Single-pixel edge enhancement of object via convolutional filtering with localized vortex phase

TL;DR

A novel and effective approach for enhancing and detecting the edges of object via convolutional filtering with a localized vortex phase, eliminating the extra single-pixel measurements required by the phase-shifting method.

Abstract

Microscopy is an essential tool in imaging research, and the edge-enhanced microscope by using the vortex filter is of particular interest as an optical information processing that highlights amplitude and phase edges of object in all directions. The application of this technique is not limited to the visible range, but edge enhancement of object in invisible wavelength is also crucial for near-infrared fluorescence and electronic circuit inspection through silicon semiconductors.
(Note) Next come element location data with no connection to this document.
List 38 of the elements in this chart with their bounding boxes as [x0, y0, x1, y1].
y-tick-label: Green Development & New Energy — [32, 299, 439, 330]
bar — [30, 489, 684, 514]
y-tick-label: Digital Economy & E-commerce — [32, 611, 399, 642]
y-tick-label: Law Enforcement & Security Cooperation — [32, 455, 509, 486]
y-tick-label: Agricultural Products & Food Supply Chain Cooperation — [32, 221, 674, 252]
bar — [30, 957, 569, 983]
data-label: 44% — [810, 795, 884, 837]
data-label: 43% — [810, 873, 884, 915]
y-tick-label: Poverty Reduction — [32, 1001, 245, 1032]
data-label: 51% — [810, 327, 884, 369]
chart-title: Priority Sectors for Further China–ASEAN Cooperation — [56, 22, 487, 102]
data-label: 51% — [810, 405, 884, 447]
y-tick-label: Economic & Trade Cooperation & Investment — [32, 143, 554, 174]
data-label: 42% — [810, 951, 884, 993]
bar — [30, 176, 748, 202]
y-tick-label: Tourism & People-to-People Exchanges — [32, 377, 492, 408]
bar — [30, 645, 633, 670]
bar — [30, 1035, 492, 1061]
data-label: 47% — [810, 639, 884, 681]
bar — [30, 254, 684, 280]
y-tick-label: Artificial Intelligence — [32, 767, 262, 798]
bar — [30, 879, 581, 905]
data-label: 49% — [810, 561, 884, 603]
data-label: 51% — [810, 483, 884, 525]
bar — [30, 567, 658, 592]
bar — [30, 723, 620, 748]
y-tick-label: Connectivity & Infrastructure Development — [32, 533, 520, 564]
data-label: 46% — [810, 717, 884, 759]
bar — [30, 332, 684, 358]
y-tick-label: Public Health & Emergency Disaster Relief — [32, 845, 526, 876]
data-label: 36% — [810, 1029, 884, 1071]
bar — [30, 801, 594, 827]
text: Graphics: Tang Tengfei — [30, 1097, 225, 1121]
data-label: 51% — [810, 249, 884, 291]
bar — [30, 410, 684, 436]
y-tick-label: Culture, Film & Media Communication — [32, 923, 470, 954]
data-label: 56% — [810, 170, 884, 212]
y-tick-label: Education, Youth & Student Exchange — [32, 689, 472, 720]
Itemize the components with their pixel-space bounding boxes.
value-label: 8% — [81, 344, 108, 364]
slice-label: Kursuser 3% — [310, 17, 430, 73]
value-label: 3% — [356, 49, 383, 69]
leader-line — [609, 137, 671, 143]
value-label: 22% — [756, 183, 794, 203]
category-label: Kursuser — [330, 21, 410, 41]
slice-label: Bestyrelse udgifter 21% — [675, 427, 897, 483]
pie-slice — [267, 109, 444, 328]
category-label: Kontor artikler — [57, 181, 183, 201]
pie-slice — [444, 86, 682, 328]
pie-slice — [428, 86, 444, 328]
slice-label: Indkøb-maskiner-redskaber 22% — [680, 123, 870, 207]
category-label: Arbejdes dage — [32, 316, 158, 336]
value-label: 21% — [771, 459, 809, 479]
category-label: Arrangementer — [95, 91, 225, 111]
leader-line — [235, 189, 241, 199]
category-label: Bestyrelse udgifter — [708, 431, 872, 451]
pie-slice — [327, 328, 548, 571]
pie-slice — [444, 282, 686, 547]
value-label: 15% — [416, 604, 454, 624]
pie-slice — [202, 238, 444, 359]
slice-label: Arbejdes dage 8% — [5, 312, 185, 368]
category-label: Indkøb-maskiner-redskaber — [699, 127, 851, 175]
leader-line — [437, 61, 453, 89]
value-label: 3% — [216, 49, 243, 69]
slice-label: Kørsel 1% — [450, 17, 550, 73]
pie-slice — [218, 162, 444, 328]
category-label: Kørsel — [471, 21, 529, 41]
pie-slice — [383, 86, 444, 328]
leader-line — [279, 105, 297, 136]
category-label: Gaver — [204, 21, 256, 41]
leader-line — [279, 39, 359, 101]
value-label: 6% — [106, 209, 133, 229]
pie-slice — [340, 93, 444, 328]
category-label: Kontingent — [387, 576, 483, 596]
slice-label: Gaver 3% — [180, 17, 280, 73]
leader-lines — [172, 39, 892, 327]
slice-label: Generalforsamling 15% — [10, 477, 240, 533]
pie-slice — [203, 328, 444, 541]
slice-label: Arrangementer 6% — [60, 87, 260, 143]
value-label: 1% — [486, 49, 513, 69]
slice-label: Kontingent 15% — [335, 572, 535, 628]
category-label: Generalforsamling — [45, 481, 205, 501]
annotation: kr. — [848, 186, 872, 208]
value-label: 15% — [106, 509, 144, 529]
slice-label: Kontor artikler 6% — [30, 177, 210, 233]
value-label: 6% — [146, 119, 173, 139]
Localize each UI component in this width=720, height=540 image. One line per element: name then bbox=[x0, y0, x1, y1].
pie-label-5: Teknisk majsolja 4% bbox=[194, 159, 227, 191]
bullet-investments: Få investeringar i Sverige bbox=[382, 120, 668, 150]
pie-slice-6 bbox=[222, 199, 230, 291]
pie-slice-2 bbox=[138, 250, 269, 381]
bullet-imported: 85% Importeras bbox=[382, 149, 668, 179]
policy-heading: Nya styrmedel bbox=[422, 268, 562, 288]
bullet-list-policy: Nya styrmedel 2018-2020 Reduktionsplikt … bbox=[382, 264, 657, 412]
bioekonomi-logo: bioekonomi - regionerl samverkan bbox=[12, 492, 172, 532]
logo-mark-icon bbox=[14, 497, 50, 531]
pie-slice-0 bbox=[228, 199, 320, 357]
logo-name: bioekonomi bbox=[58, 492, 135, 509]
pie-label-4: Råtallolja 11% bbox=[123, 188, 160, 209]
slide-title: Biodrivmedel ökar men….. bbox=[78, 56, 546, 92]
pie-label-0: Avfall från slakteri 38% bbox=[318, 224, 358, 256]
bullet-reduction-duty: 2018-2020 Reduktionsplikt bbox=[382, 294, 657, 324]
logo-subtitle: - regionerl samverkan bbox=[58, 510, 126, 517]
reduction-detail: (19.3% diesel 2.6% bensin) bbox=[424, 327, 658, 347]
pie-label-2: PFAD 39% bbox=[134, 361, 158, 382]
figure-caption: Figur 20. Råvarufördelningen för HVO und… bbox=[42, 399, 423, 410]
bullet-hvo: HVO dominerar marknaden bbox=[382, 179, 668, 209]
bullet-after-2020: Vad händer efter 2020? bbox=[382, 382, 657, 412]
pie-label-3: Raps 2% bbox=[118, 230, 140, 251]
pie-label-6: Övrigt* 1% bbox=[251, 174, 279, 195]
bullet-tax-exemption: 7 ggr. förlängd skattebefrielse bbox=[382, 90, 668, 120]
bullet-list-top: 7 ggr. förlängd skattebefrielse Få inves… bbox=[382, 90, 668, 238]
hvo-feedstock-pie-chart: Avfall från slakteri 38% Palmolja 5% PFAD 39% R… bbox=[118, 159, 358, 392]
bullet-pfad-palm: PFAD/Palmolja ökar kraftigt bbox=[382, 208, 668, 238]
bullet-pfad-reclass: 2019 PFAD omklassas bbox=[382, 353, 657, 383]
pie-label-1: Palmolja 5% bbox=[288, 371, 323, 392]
One disadvantage of near-infrared imaging is that digital cameras such as CCD and CMOS become much more expensive than cameras for the visible spectrum. As an cost-effective method to implement invisible edge enhancement, the Fourier single-pixel imaging has already been proposed without using a camera, but using a single-pixel detector. However, this method requires 3 or 4 times more single-pixel measurements due to the three-phase or four-phase shift to detect optical complex amplitude in Fourier domain. In response, we propose a method for single-pixel edge enhancement of object via convolutional filtering with a localized vortex phase, eliminating the extra single-pixel measurements required by the phase-shifting method. Our simulation results show that the correlation coefficient between the ideal edges of an object and the edge enhanced by our proposed method is 0.95, indicating that our method is effective way to detect the edges. This novel and effective approach for enhancing and detecting the edges of object can be valuable in various invisible imaging applications.

Figures (9)

• Figure 1: The $4f$ system with a vortex filter for all-directional edge enhancement.
• Figure 2: Single-pixel edge-enhanced microscope via convolutional filtering. In $m$ different patterns, a white dot denotes the scanning path of patterns, while a red line denotes the patterns that have completed the scanning. For each scanning of a pattern, the photodiode measures the corresponding optical power as voltage data in time and the edge-enhanced image can be obtained by reshaping the temporal voltage data to a two-dimensional format.
• Figure 3: (a) Setup of super-pixel method. (b) Super-pixel with a size of $4 \times 4$ pixels exhibiting a phase difference of $2\pi/n^2$ in the $x$-direction and $2\pi/n$ in the $y$-direction. Two pixels in green are turned on with 100% reflectance while the other pixels are turned off with 0% reflectance. (c) Aperture with radius of $R$ placed at $(-\rho, 4 \rho)$ on the Fourier plane to extract the first-order diffraction of DMD. (d) The resultant field $E_\text{out}$ (red arrow) on the target plane is proportional to the sum of the phases on the pixels that are turned on.
• Figure 4: (a) Complex amplitude generated by all possible combinations of pixels corresponding to the super-pixel with $n=4$. (b) The desired complex amplitude distribution with $16 \times 16$ pixels. (c) The hologram with $64 \times 64$ pixels generated by replacing super-pixel $4 \times 4$ to the $16 \times 16$ desired complex function.
• Figure 5: (a) Radial dependence of the amplitude functions, $\frac{1}{r^2}$, $\frac{1}{r}$, $\frac{1}{\sqrt{r}}$ and $e^{-r^2/w^2}$ with $w=35$ µ m. (b-e) Corresponding complex amplitude distributions of the localized vortex phase.